Apparently very good, with Johnsen saying, “We would like to do an equine event center at Kentucky Downs.”
KHRC’s Guilfoil advocates ‘feet on grounds,’ uniform testing
Kentucky Horse Racing Commission Executive Director Marc Guilfoil, speaking on the legislative and regulatory panel, emphasized the need for “feet on the grounds security” at racetracks and said the technology has gotten cheap enough to install state-of-the-art camera systems on the backside. “Not getting them too much into somebody’s shed row but sort of a broad spectrum and you go from there,” he said.
He called the goal of uniform medication a “great” objective but said that first the laboratories conducting the equine testing must use identical equipment and protocols.
“If a Hershey candy bar isn’t made in Hershey, Pa., but made somewhere else, they use the same machinery, the same recipes, the same thing,” he said. “If we’re going to test for XYZ drug and use serum and plasma, everybody should use the same machine. Whether it be three, four or five uniform labs across the country, I think we just need to go for uniformity with that. And once we get that uniformity, we can get uniform regulations as far as treating things the same across the board.”
Making ‘something happen that is different’
Other panelists and moderators included Dr. Stuart Brown of Hagyard Equine Medical Institute; Norm Luba of the Kentucky Quarter Horse Association; Mistee Wrigley-Miller of Hillcroft Farm, a prominent competitor on the Saddlebred circuit and the sport of combined driving; Topline Communications’ Jen Roytz; Reese Koffler-Stanfield, owner and head trainer of the Maple Crest Farm dressage facility; the Kentucky Horse Council’s Katy Ross, and Rusty Ford from the Office of the State Veterinarian.
Tim Capps, director of the University of Louisville’s Equine Industry Program in the College of Business, moderated the panel on industry economic reports and concluded that the industry has “come a long way and a good way.”
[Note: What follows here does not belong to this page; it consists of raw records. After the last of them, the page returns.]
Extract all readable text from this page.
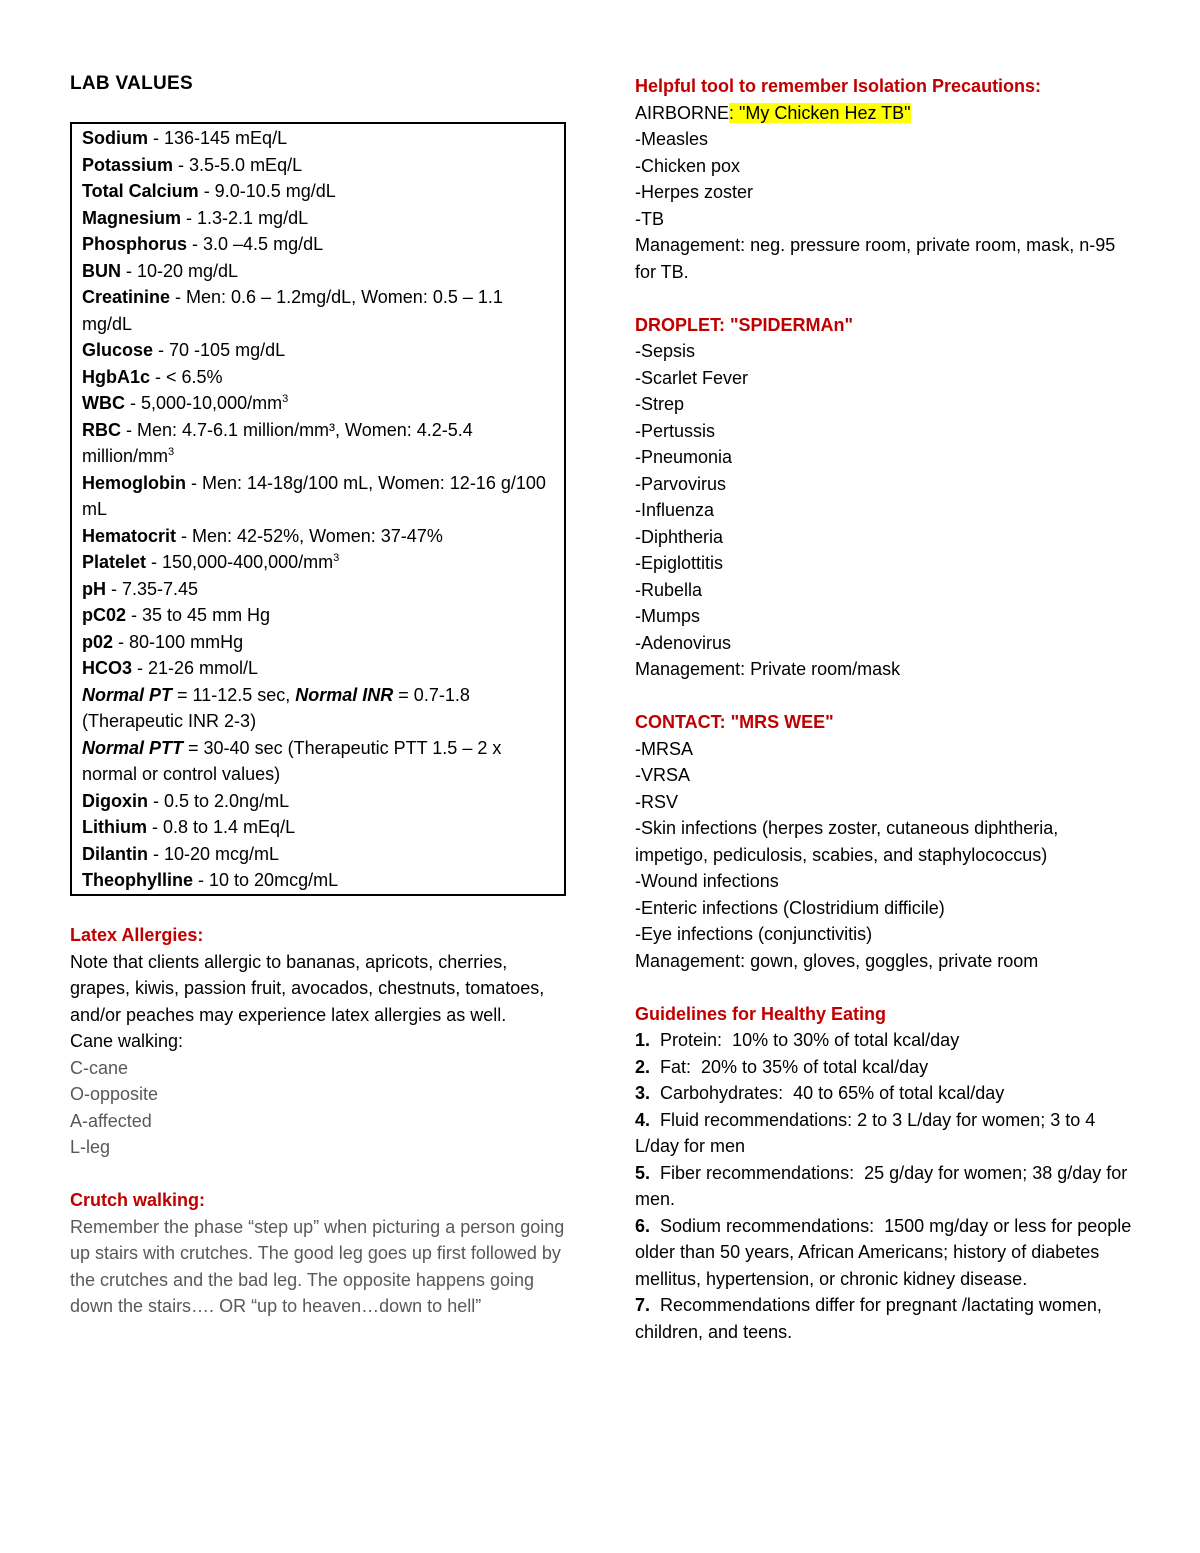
LAB VALUES
Sodium - 136-145 mEq/L
Potassium - 3.5-5.0 mEq/L
Total Calcium - 9.0-10.5 mg/dL
Magnesium - 1.3-2.1 mg/dL
Phosphorus - 3.0 –4.5 mg/dL
BUN - 10-20 mg/dL
Creatinine - Men: 0.6 – 1.2mg/dL, Women: 0.5 – 1.1 mg/dL
Glucose - 70 -105 mg/dL
HgbA1c - < 6.5%
WBC - $5,000-10,000/mm^3$
RBC - Men: 4.7-6.1 million/mm³, Women: 4.2-5.4 million/$mm^3$
Hemoglobin - Men: 14-18g/100 mL, Women: 12-16 g/100 mL
Hematocrit - Men: 42-52%, Women: 37-47%
Platelet - $150,000-400,000/mm^3$
pH - 7.35-7.45
pC02 - 35 to 45 mm Hg
p02 - 80-100 mmHg
HCO3 - 21-26 mmol/L
Normal PT = 11-12.5 sec, Normal INR = 0.7-1.8 (Therapeutic INR 2-3)
Normal PTT = 30-40 sec (Therapeutic PTT 1.5 – 2 x normal or control values)
Digoxin - 0.5 to 2.0ng/mL
Lithium - 0.8 to 1.4 mEq/L
Dilantin - 10-20 mcg/mL
Theophylline - 10 to 20mcg/mL
Latex Allergies:
Note that clients allergic to bananas, apricots, cherries, grapes, kiwis, passion fruit, avocados, chestnuts, tomatoes, and/or peaches may experience latex allergies as well.
Cane walking:
C-cane
O-opposite
A-affected
L-leg
Crutch walking:
Remember the phase “step up” when picturing a person going up stairs with crutches. The good leg goes up first followed by the crutches and the bad leg. The opposite happens going down the stairs…. OR “up to heaven…down to hell”
Helpful tool to remember Isolation Precautions:
AIRBORNE: "My Chicken Hez TB"
-Measles
-Chicken pox
-Herpes zoster
-TB
Management: neg. pressure room, private room, mask, n-95 for TB.
DROPLET: "SPIDERMAn"
-Sepsis
-Scarlet Fever
-Strep
-Pertussis
-Pneumonia
-Parvovirus
-Influenza
-Diphtheria
-Epiglottitis
-Rubella
-Mumps
-Adenovirus
Management: Private room/mask
CONTACT: "MRS WEE"
-MRSA
-VRSA
-RSV
-Skin infections (herpes zoster, cutaneous diphtheria, impetigo, pediculosis, scabies, and staphylococcus)
-Wound infections
-Enteric infections (Clostridium difficile)
-Eye infections (conjunctivitis)
Management: gown, gloves, goggles, private room
Guidelines for Healthy Eating
1.  Protein:  10% to 30% of total kcal/day
2.  Fat:  20% to 35% of total kcal/day
3.  Carbohydrates:  40 to 65% of total kcal/day
4.  Fluid recommendations: 2 to 3 L/day for women; 3 to 4 L/day for men
5.  Fiber recommendations:  25 g/day for women; 38 g/day for men.
6.  Sodium recommendations:  1500 mg/day or less for people older than 50 years, African Americans; history of diabetes mellitus, hypertension, or chronic kidney disease.
7.  Recommendations differ for pregnant /lactating women, children, and teens.
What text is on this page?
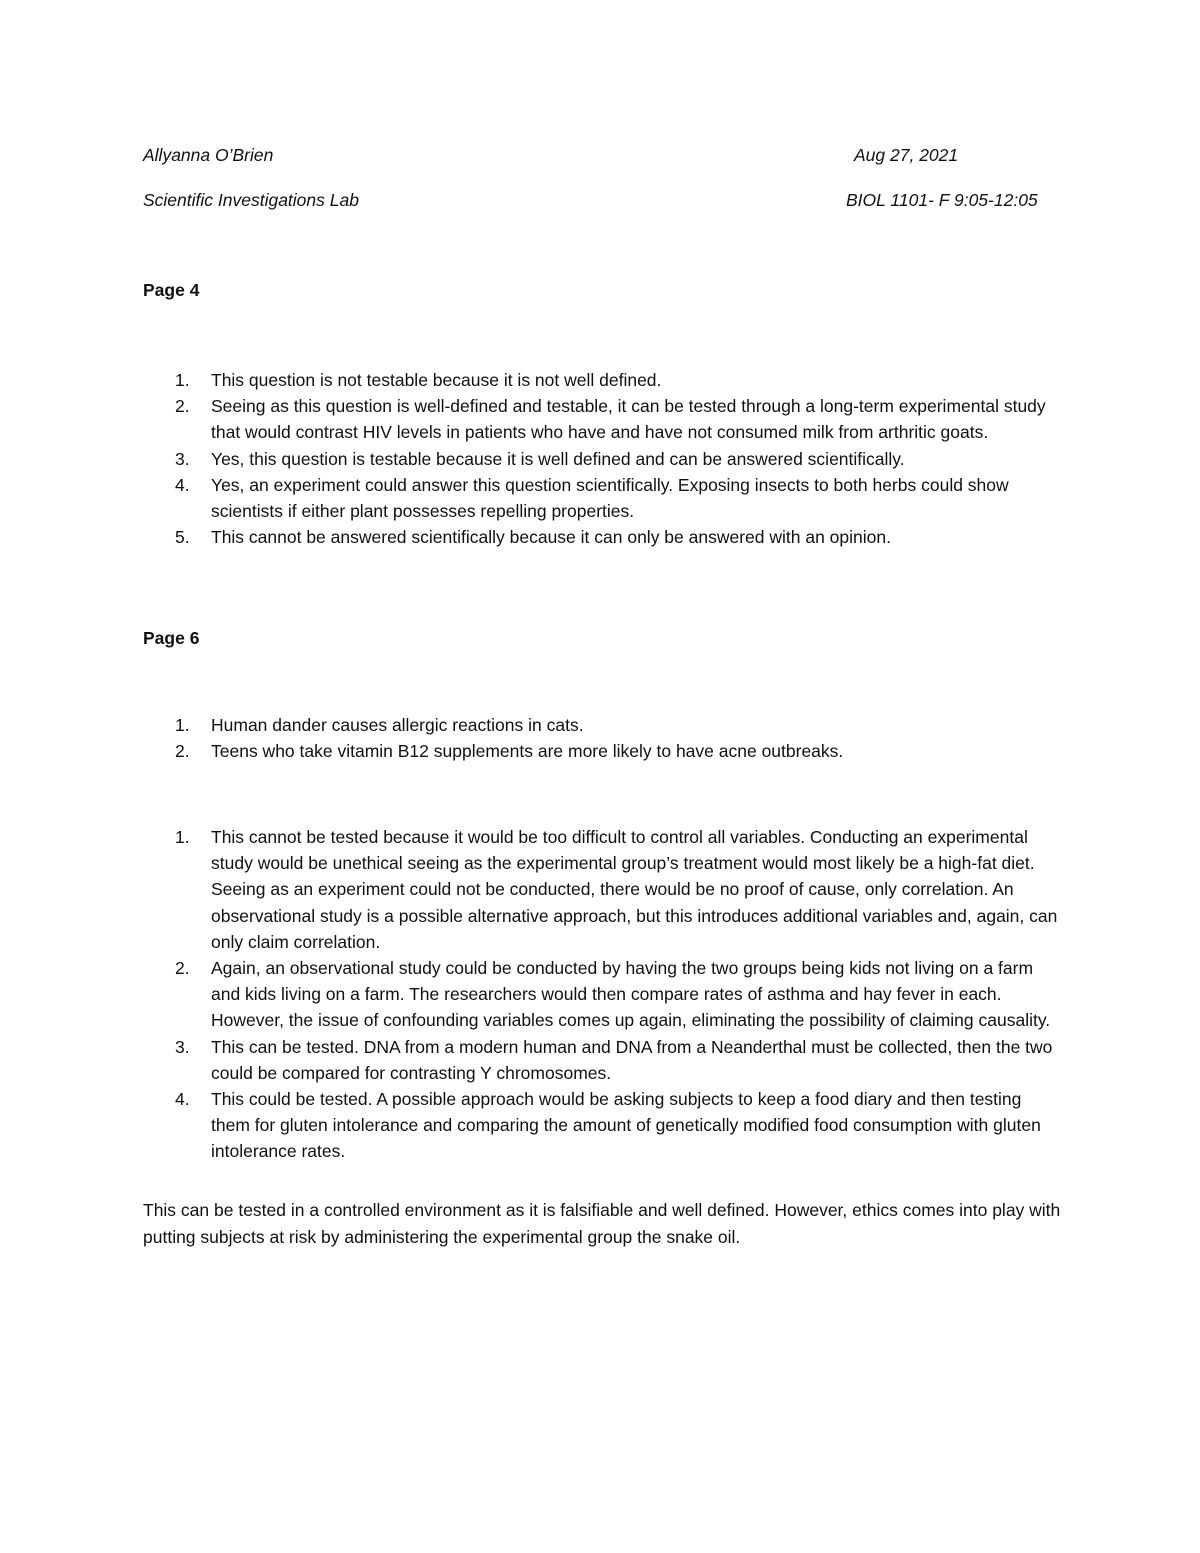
Allyanna O’Brien	Aug 27, 2021
Scientific Investigations Lab	BIOL 1101- F 9:05-12:05
Page 4
1. This question is not testable because it is not well defined.
2. Seeing as this question is well-defined and testable, it can be tested through a long-term experimental study that would contrast HIV levels in patients who have and have not consumed milk from arthritic goats.
3. Yes, this question is testable because it is well defined and can be answered scientifically.
4. Yes, an experiment could answer this question scientifically. Exposing insects to both herbs could show scientists if either plant possesses repelling properties.
5. This cannot be answered scientifically because it can only be answered with an opinion.
Page 6
1. Human dander causes allergic reactions in cats.
2. Teens who take vitamin B12 supplements are more likely to have acne outbreaks.
1. This cannot be tested because it would be too difficult to control all variables. Conducting an experimental study would be unethical seeing as the experimental group’s treatment would most likely be a high-fat diet. Seeing as an experiment could not be conducted, there would be no proof of cause, only correlation. An observational study is a possible alternative approach, but this introduces additional variables and, again, can only claim correlation.
2. Again, an observational study could be conducted by having the two groups being kids not living on a farm and kids living on a farm. The researchers would then compare rates of asthma and hay fever in each. However, the issue of confounding variables comes up again, eliminating the possibility of claiming causality.
3. This can be tested. DNA from a modern human and DNA from a Neanderthal must be collected, then the two could be compared for contrasting Y chromosomes.
4. This could be tested. A possible approach would be asking subjects to keep a food diary and then testing them for gluten intolerance and comparing the amount of genetically modified food consumption with gluten intolerance rates.
This can be tested in a controlled environment as it is falsifiable and well defined. However, ethics comes into play with putting subjects at risk by administering the experimental group the snake oil.
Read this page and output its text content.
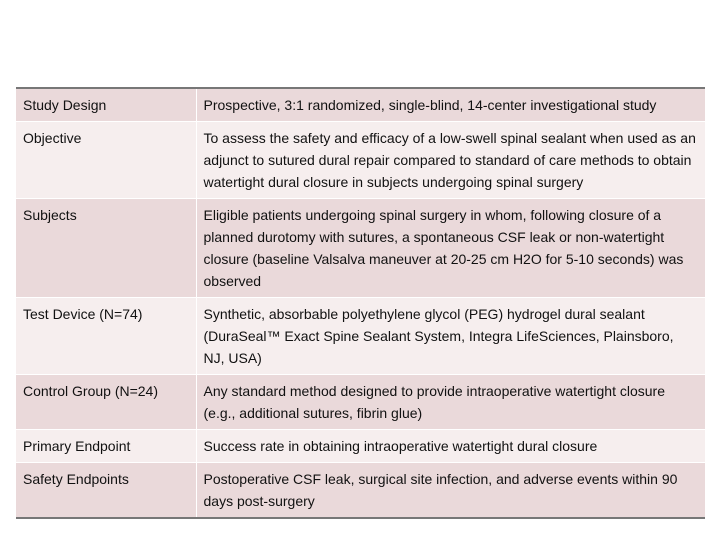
Study Design	Prospective, 3:1 randomized, single-blind, 14-center investigational study
Objective	To assess the safety and efficacy of a low-swell spinal sealant when used as an adjunct to sutured dural repair compared to standard of care methods to obtain watertight dural closure in subjects undergoing spinal surgery
Subjects	Eligible patients undergoing spinal surgery in whom, following closure of a planned durotomy with sutures, a spontaneous CSF leak or non-watertight closure (baseline Valsalva maneuver at 20-25 cm H2O for 5-10 seconds) was observed
Test Device (N=74)	Synthetic, absorbable polyethylene glycol (PEG) hydrogel dural sealant (DuraSeal™ Exact Spine Sealant System, Integra LifeSciences, Plainsboro, NJ, USA)
Control Group (N=24)	Any standard method designed to provide intraoperative watertight closure (e.g., additional sutures, fibrin glue)
Primary Endpoint	Success rate in obtaining intraoperative watertight dural closure
Safety Endpoints	Postoperative CSF leak, surgical site infection, and adverse events within 90 days post-surgery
“Where we are today isn’t where we were eight or nine years ago,” said Capps, who has worked in an array of capacities in the sport, including as Maryland Jockey Club executive vice president. “We went through a very difficult time, the most difficult in my lifetime. If you heard the conversion that went on today — from the audience as well as up here — you heard people talk about good things, exciting things new things.
“We did something we had not done before. Instead of as an industry talking about how bad things were, and how unfortunate they were and how sad they were and we needed them to be like they were in the old days, we just forgot about that. We said, ‘We’ve got to make something happen that is different from what we’ve seen before.’ And that’s what’s happened. That’s a reason to be positive.”